A photo from 1991 shows Phillip with an epee, which along with the foil and the saber, are the three weapons used in fencing. “I was started at the RU fencing team in foil (as most people are started in fencing), but in the first meet my freshman year was shoved in at epee,” he recalled. He speculates that the coach made the switch so Phillip would fill out the team, “because teams won college meets by winning more bouts in all three weapons. I asked the coach ‘What do I do?’ since I had never held an epee. He said, ‘Hold out your arm.’ I was fencing a kid much shorter than me, and he ran onto the point five times, so I won. And that’s how I ended up fencing epee for 55 years.”
Among the other memories is a Douglass College art history professor who taught High Renaissance Art at the time and was so influential that Phillip actually considered changing his major in his junior year to art history. “She was an intense woman who chain smoked in the class,” he recalled. “Those were different times, obviously.” Another quirky professor – this one teaching psychology – used to enter through the window of his below-ground classroom. “He was the first one I ever heard say the definition of insanity was seeing a psychiatrist. He had worked in a mental hospital.”
Then there was the lasting impression left by William H. Martin, dean of the College of Agriculture during Phillip’s first year. “He had just come back from the Soviet Union, as it was called then, and told us things that, even in 1959, prefigured the fall of that country. In the mid-20th century they hardly used tractors in agriculture, missing out on one of the major technological and productivity advances.” Martin was an icon in agriculture, both in the U.S. and internationally. He became dean of the College of Agriculture and director of the New Jersey Agricultural Experiment Station in 1939 and retired in 1960, succeeded by Leland G. Merrill, Jr.
A resident of Castro Valley, Calif., across from San Francisco and the Silicon Valley peninsula, Phillip has retired from what could be described as an eclectic career.
Having grown up mostly in Queens, N.Y., he chose Rutgers because “my dad went there (RC ’32) and because, at the time,” he said facetiously, “they let in a few sons of alums even with bad high school records.” When he came to Rutgers, he was “in love with biology” and planned to become a veterinarian. “Then I found that being fascinated by nature and animals was not what attracted me to biology, but in fact, genetics. So I trained as a geneticist, although I never used it. Instead, I became a biology writer and then, by accident, in California, a technical writer of computer manuals just at the time when computers were being turned into PCs, and rode that wave.”
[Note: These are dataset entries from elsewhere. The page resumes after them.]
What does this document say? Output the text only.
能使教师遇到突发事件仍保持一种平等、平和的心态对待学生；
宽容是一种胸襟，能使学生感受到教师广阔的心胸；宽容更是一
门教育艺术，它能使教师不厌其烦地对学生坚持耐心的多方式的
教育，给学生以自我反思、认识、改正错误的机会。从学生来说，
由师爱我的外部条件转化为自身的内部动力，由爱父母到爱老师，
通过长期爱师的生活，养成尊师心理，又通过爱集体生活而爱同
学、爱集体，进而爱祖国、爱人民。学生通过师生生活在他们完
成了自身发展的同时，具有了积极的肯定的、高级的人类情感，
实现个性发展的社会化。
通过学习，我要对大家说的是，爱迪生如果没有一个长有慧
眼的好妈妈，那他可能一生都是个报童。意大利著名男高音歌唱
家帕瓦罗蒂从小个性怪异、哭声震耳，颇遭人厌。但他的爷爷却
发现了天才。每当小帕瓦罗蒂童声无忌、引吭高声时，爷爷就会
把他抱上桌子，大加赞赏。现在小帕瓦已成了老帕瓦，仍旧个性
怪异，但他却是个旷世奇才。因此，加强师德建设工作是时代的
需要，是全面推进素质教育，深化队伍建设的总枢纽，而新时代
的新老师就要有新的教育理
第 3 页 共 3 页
He gravitated to the corporate world in financial services, “helping people use and apply PCs to business, then eventually doing some teaching in business schools” – Haas School of Business at the University of California-Berkeley, the Norwegian School of Management, and finally the Lokey Graduate School of Business at Mills College in Oakland, Calif., where he taught for eight years. “I am still a gadget lover, having been around for the birth of PCs, cell phones, and the Internet,” he said, which is an amazing reflection of the vast leap the world has made in just a few decades.
Phillip went on to earn a master’s degree in zoology from Rutgers-Newark and holds a Candidate of Philosophy in genetics from UC-Berkeley. He has been back to the New Brunswick campus only once since his graduation, but stays in touch with two special classmates: his wife (DC ’65) and his brother, Andrew Gordon (RC ’65).
And by the way, getting back to the blizzard-y day at the Douglass dining hall, Phillip recalled: “The dining hall – I don’t remember where it was, but we walked there from Corwin – seated all the guys together at tables, but other tables had women, so we weren’t really separated.” No misfortune there.